© dizain/Shutterstock – Linus Torvalds ne touche presque plus à du code.
Présent lors de l'Open Source Summit India 2026 de Mumbai, Linus Torvalds et Dirk Hohndel ont discuté de Linux et de son avenir. L'occasion pour le créateur de la solution toujours plus populaire de parler de l'état de son système, de ses méthodes, ou encore d'intelligence artificielle.
Il a d'abord été question de la version 7.1 de Linux. Un peu comme Microsoft dernièrement, Linux préfère éviter les effets d'annonce et les grandes nouveautés obligatoires à chaque version. Torvalds préfère un OS qui progresse régulièrement et de manière continue. Cependant, cette méthode et le respect de son calendrier sont un peu mis à mal depuis l'adoption de l'IA. L'homme indique : "C’est devenu un peu plus difficile ces derniers temps, car l’IA détecte des bogues intéressants, ce qui a stressé les membres de la communauté."
Le créateur de Linux déclare également être avant tout stressé par les problèmes humains et non les problèmes techniques. Il ajoute d'ailleurs : "Soyons tout à fait honnêtes. Je ne lis pratiquement plus du tout de code. Je ne suis pas programmeur, je suis chef de projet." S'il envoie parfois des suggestions de code, il déclare : "Je m’attends à ce que ce soient les responsables de la maintenance du code qui me renvoient ensuite la correction. Je ne valide donc presque plus jamais mon propre code."
Je ne suis pas très sentimental en matière de technologie. Nous nous montrons un peu plus actifs pour tenter d’abandonner la prise en charge du matériel que littéralement plus personne n’utilise, sauf dans les musées.
Un autre changement de philosophie concerne le support et le nettoyage du code obsolète de Linux. Ainsi, dans la version 7.2 de Linux "nous ne prendrons plus en charge les machines qui ne disposaient pas de calcul en virgule flottante matériel sur x86". S'il souhaite toujours maintenir la prise en charge matérielle tant qu'il y a des utilisateurs, Torvalds déclare qu'"à un certain moment, le coût du maintien de la prise en charge des anciens matériels devient tout simplement trop lourd."
Git et les e-mails sont les deux seuls outils que j’utilise vraiment. J’utilise Google pour faire des recherches.

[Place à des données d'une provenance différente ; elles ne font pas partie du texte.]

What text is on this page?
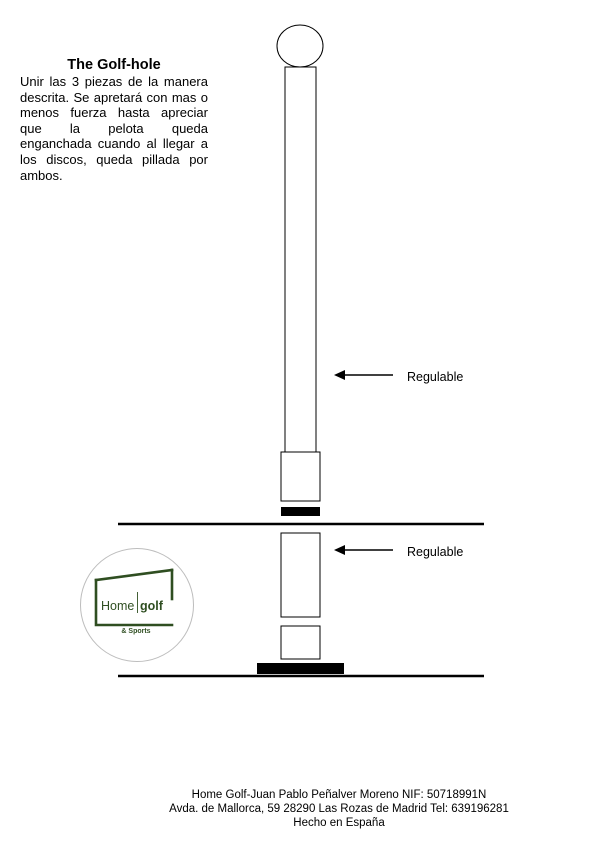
The Golf-hole
Unir las 3 piezas de la manera descrita. Se apretará con mas o menos fuerza hasta apreciar que la pelota queda enganchada cuando al llegar a los discos, queda pillada por ambos.
Regulable
Regulable
Home golf
& Sports
Home Golf-Juan Pablo Peñalver Moreno NIF: 50718991N
Avda. de Mallorca, 59 28290 Las Rozas de Madrid Tel: 639196281
Hecho en España
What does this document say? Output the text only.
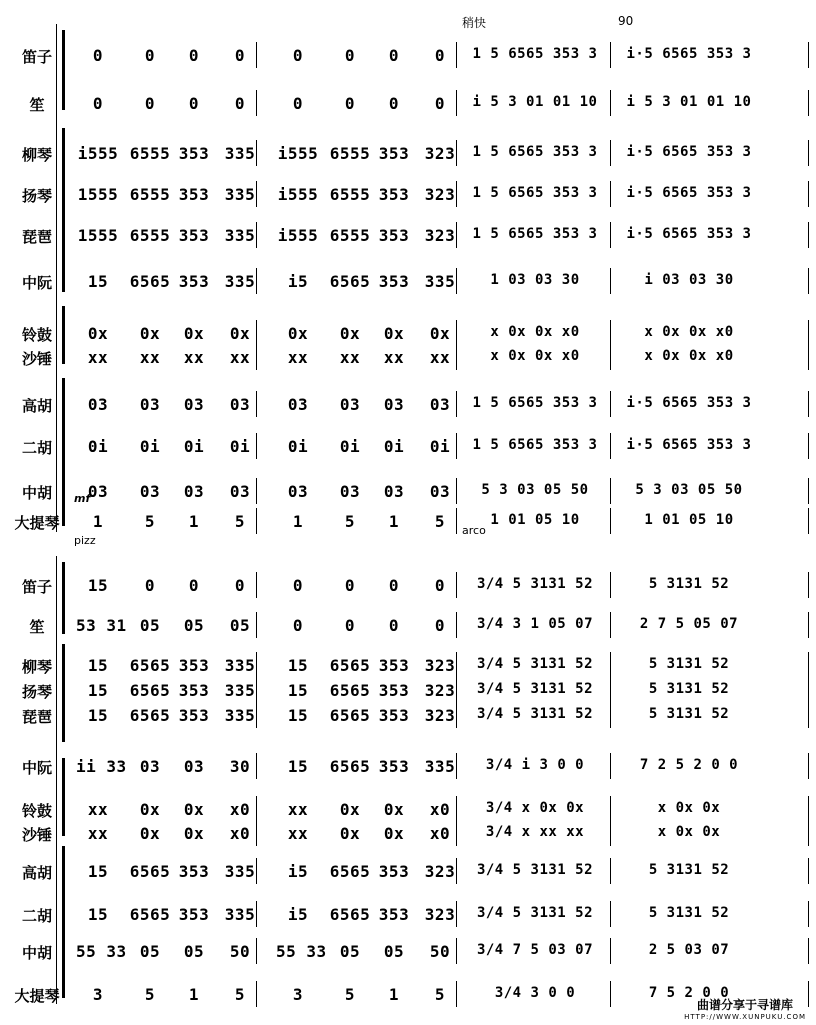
稍快	90
mf
pizz
arco
笛子	0	0	0	0	0	0	0	0	1 5 6565 353 3	i·5 6565 353 3
笙	0	0	0	0	0	0	0	0	i 5 3 01 01 10	i 5 3 01 01 10
柳琴	i555 6555 353 335	i555 6555 353 323	1 5 6565 353 3	i·5 6565 353 3
扬琴	1555 6555 353 335	i555 6555 353 323	1 5 6565 353 3	i·5 6565 353 3
琵琶	1555 6555 353 335	i555 6555 353 323	1 5 6565 353 3	i·5 6565 353 3
中阮	15	6565 353 335	i5	6565 353 335	1 03 03 30	i 03 03 30
铃鼓	0x	0x	0x	0x	0x	0x	0x	0x	x 0x 0x x0	x 0x 0x x0
沙锤	xx	xx	xx	xx	xx	xx	xx	xx	x 0x 0x x0	x 0x 0x x0
高胡	03	03	03	03	03	03	03	03	1 5 6565 353 3	i·5 6565 353 3
二胡	0i	0i	0i	0i	0i	0i	0i	0i	1 5 6565 353 3	i·5 6565 353 3
中胡	03	03	03	03	03	03	03	03	5 3 03 05 50	5 3 03 05 50
大提琴	1	5	1	5	1	5	1	5	1 01 05 10	1 01 05 10
笛子	15	0	0	0	0	0	0	0	3/4 5 3131 52	5 3131 52
笙	53 31 05	05	05	0	0	0	0	3/4 3 1 05 07	2 7 5 05 07
柳琴	15	6565 353 335	15	6565 353 323	3/4 5 3131 52	5 3131 52
扬琴	15	6565 353 335	15	6565 353 323	3/4 5 3131 52	5 3131 52
琵琶	15	6565 353 335	15	6565 353 323	3/4 5 3131 52	5 3131 52
中阮	ii 33 03	03	30	15	6565 353 335	3/4 i 3 0 0	7 2 5 2 0 0
铃鼓	xx	0x	0x	x0	xx	0x	0x	x0	3/4 x 0x 0x	x 0x 0x
沙锤	xx	0x	0x	x0	xx	0x	0x	x0	3/4 x xx xx	x 0x 0x
高胡	15	6565 353 335	i5	6565 353 323	3/4 5 3131 52	5 3131 52
二胡	15	6565 353 335	i5	6565 353 323	3/4 5 3131 52	5 3131 52
中胡	55 33 05	05	50	55 33 05	05	50	3/4 7 5 03 07	2 5 03 07
大提琴	3	5	1	5	3	5	1	5	3/4 3 0 0	7 5 2 0 0
曲谱分享于寻谱库
HTTP://WWW.XUNPUKU.COM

S'il ne tarit pas d'éloges sur l'intérêt de l'IA pour le développement, Torvalds fonctionne encore à l'ancienne. Il déclare : "Je suis atypique ; la plupart des autres responsables de maintenance finissent par utiliser beaucoup plus d’outils, et je pense que bon nombre d’entre eux commencent à recourir à des outils d’IA pour la vérification des correctifs", alors que lui "travaille à un niveau plus élevé. Je travaille avec des gens, pas avec des outils."
Concernant Rust, sa position est claire : "Je ne suis pas sûr que Rust va conquérir le monde. Je continue de penser que Rust est très intéressant, mais je trouve toujours que le C est un outil bien plus simple." Adepte des outils proposés pour la vérification du C, l'homme persiste et signe : "Je suis plutôt du genre à coder à la va-vite, et j’apprécie toujours la puissance brute et simple du C, et je ne pense pas que cela va changer."
Sans surprise, le sujet de l'IA a également été abordé plus en profondeur durant l'échange. Pour Torvalds, aujourd'hui "nous en sommes à un stade où, espérons-le, cela génère plus de productivité que cela n’en enlève", avant d'ajouter : "nous avons certainement vu plus de "déchets" générés par les LLM que de code utile jusqu’au début de cette année."
Je pense que nous avons tout à gagner à ce que les LLM détectent des bogues, même lorsqu’ils sont embarrassants, et qu’il s’agit de problèmes que nous aurions probablement dû repérer il y a deux décennies.
Beaucoup de temps et de ressources sont ainsi gaspillés par des hallucinations et de faux rapports de bugs, et l'homme insiste sur le fait qu'un bon rapport d'un bug trouvé par un LLM doit être appuyé et étoffé par un humain avec une proposition de correctif. Si les LLM ne peuvent pas encore corriger au niveau du noyau de Linux, il n'hésite pas à en utiliser dans d'autres situations que de la découverte de bugs : "Je m’en sers pour prototyper des choses… bien souvent, le code n’est pas utilisable sous cette forme, mais c’est un excellent moyen de tester des idées."